We found that 14 patients had 25 variants in clonal hematopoiesis of indeterminate potential (CHIP)-associated genes (DNMT3A, SRSF2, CUX1, TET2, TP53, UA2F1, ASXL1, SF3B1) [32,33]. Of those, 8 patients harbored more than 1 variant (6 patients with 2 variants, 1 patient with 3 variants, and 1 patient with 4 variants).
These results demonstrate that NGS performed on PB samples is also suitable to characterize the molecular clonal heterogeneity of the myeloid malignancies, and provides useful information to improve the risk stratification of myeloid patients.
3.3. Molecular Variants and Chimerism Dynamics after Allogenic HSCT
Low level of host-DNA can be detected in PB for several months after transplant by high-sensitive indel-qPCR assay. Therefore, to determine the presence of molecular markers in the same PB samples would be useful for the interpretation of these low levels of MC. In our study, kinetics of chimerism and genetic variants detected in 56 samples post-HSCT showed a similar time-course pattern (Table 3). Accordingly to chimerism status, 45 samples had MC and 11 had CC. Specifically, in 31/45 (69%) of the samples with MC, we detected NGS-variants; even with MC values below 5% (15 samples). We did not detect any variants in 14/45 of the samples with MC; 8 of those had MC values below 1%. In addition, within the 11/56 samples with CC, 9 samples (82%) showed no molecular variants (Table 3).
These results indicate that NGS might provide additional useful information to chimerism status data during follow-up after-HSCT.
3.4. NGS-MRD Specificity in PB Samples from Non-Relapsed Patients
In order to establish the specificity of molecular NGS-MRD in PB, we monitored the pathogenic or likely pathogenic variants of 8 patients in remission with different chimerism status for at least 12 months after HSCT (20 samples).
According to chimerism profile, in 6/8 patients, MC decreased until CC was reached (Figure 1), with a mean time of 220 days (range 90–360 days) (Table 3). During MC time, no NGS-MRD variants were detected in 5/6 patients and in 3/6 patients only VUS was present (Table 3). For UPN16, a pathogenic variant detected during MC time disappeared when CC status was achieved, while a VUS in the NF1 gene (VAF ≈ 50%) confirmed in his sibling-donor was detected at all follow-up samples (Table 2, Supplementary Materials Figure S3).
Figure 1.
Specificity of the NGS-MRD analysis in non-relapsed patients. Specific negative NGS-MRD confirms remission during MC decreased until CC is reached in both UPN7 (A) and UPN17 (B). Post-HSCT engraftment analysis by indel-qPCR results are plotted as percentage of receptor (Y-axis) over time shown as days post-HSCT (X-axis). Vertical dotted lines denote the NGS-analysis time points and the height bars represents VAF percentages; asterisk indicate NGS-MRD variants. (NGS = next generation sequencing; MRD = minimal residual disease; MC = mixed chimerism; CC = complete chimerism; HSCT = hematopoietic stem cell transplant; UPN = unique patient number; VAF = variant allele frequency).

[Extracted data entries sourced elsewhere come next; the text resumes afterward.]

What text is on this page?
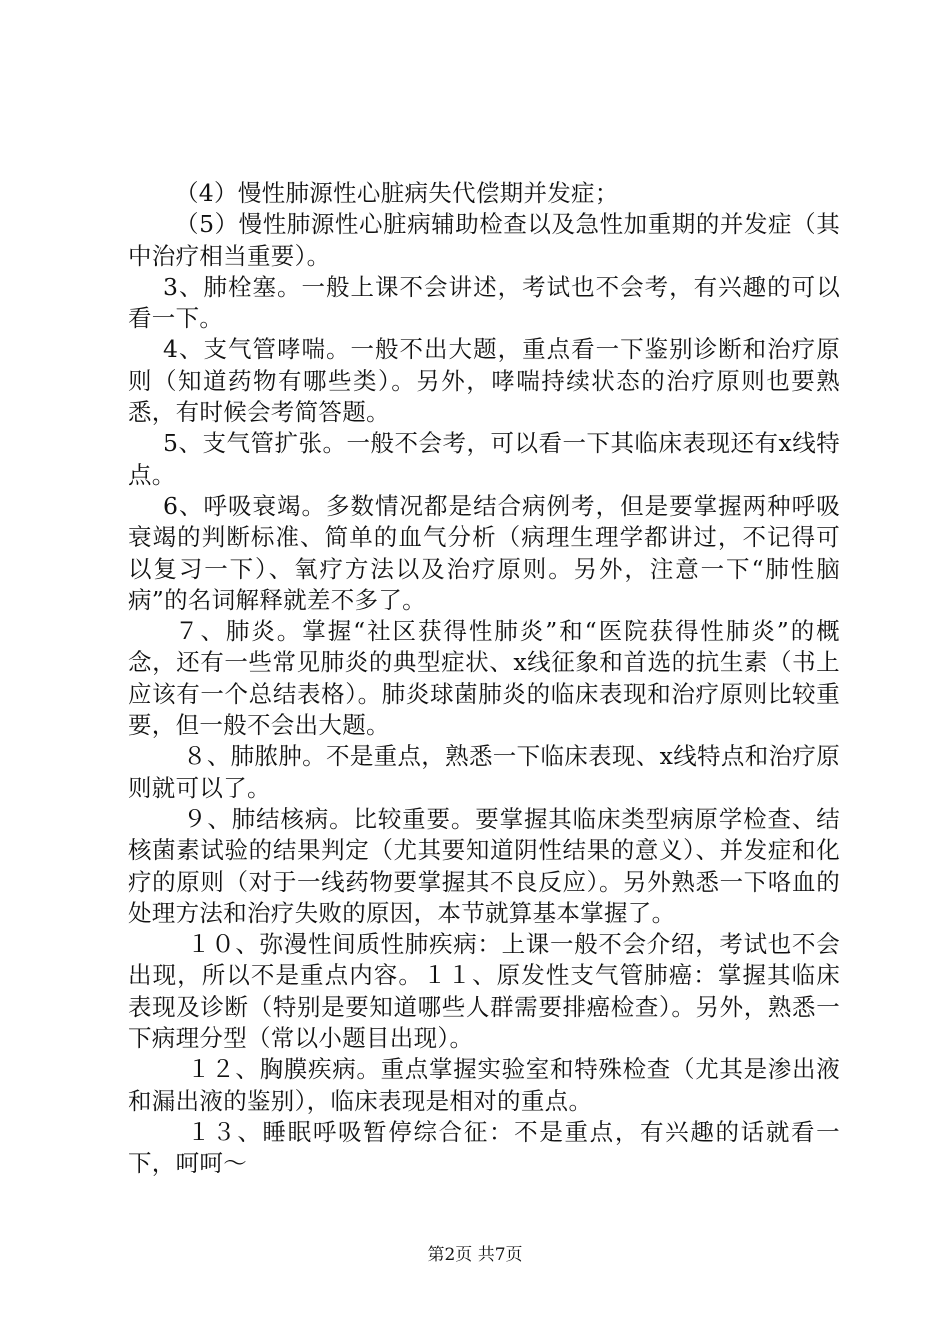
（4）慢性肺源性心脏病失代偿期并发症；

（5）慢性肺源性心脏病辅助检查以及急性加重期的并发症（其中治疗相当重要）。

3、肺栓塞。一般上课不会讲述，考试也不会考，有兴趣的可以看一下。

4、支气管哮喘。一般不出大题，重点看一下鉴别诊断和治疗原则（知道药物有哪些类）。另外，哮喘持续状态的治疗原则也要熟悉，有时候会考简答题。

5、支气管扩张。一般不会考，可以看一下其临床表现还有x线特点。

6、呼吸衰竭。多数情况都是结合病例考，但是要掌握两种呼吸衰竭的判断标准、简单的血气分析（病理生理学都讲过，不记得可以复习一下）、氧疗方法以及治疗原则。另外，注意一下“肺性脑病”的名词解释就差不多了。

７、肺炎。掌握“社区获得性肺炎”和“医院获得性肺炎”的概念，还有一些常见肺炎的典型症状、x线征象和首选的抗生素（书上应该有一个总结表格）。肺炎球菌肺炎的临床表现和治疗原则比较重要，但一般不会出大题。

８、肺脓肿。不是重点，熟悉一下临床表现、x线特点和治疗原则就可以了。

９、肺结核病。比较重要。要掌握其临床类型病原学检查、结核菌素试验的结果判定（尤其要知道阴性结果的意义）、并发症和化疗的原则（对于一线药物要掌握其不良反应）。另外熟悉一下咯血的处理方法和治疗失败的原因，本节就算基本掌握了。

１０、弥漫性间质性肺疾病：上课一般不会介绍，考试也不会出现，所以不是重点内容。１１、原发性支气管肺癌：掌握其临床表现及诊断（特别是要知道哪些人群需要排癌检查）。另外，熟悉一下病理分型（常以小题目出现）。

１２、胸膜疾病。重点掌握实验室和特殊检查（尤其是渗出液和漏出液的鉴别），临床表现是相对的重点。

１３、睡眠呼吸暂停综合征：不是重点，有兴趣的话就看一下，呵呵～

第2页 共7页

In two non-relapsed patients, we detected an increase of MC after HSCT. In UPN8, although MC was persistent and high (>10% host-DNA), no variant was detected at days 90, 180, and 1135 post-HSCT. Surprisingly, for patient UPN9, despite the fact that relapse had never occurred, we detected an increase of VAF for the variants in the CHIP-associated genes ASXL1 and SRSF2 concomitant to the MC increase (Table 2, Supplementary Materials Figure S4). In summary, NGS-MRD was negative at the last time point tested in 7/8 non-relapsed patients, and in 5 of those, the NGS-MRD status totally correlated with CC.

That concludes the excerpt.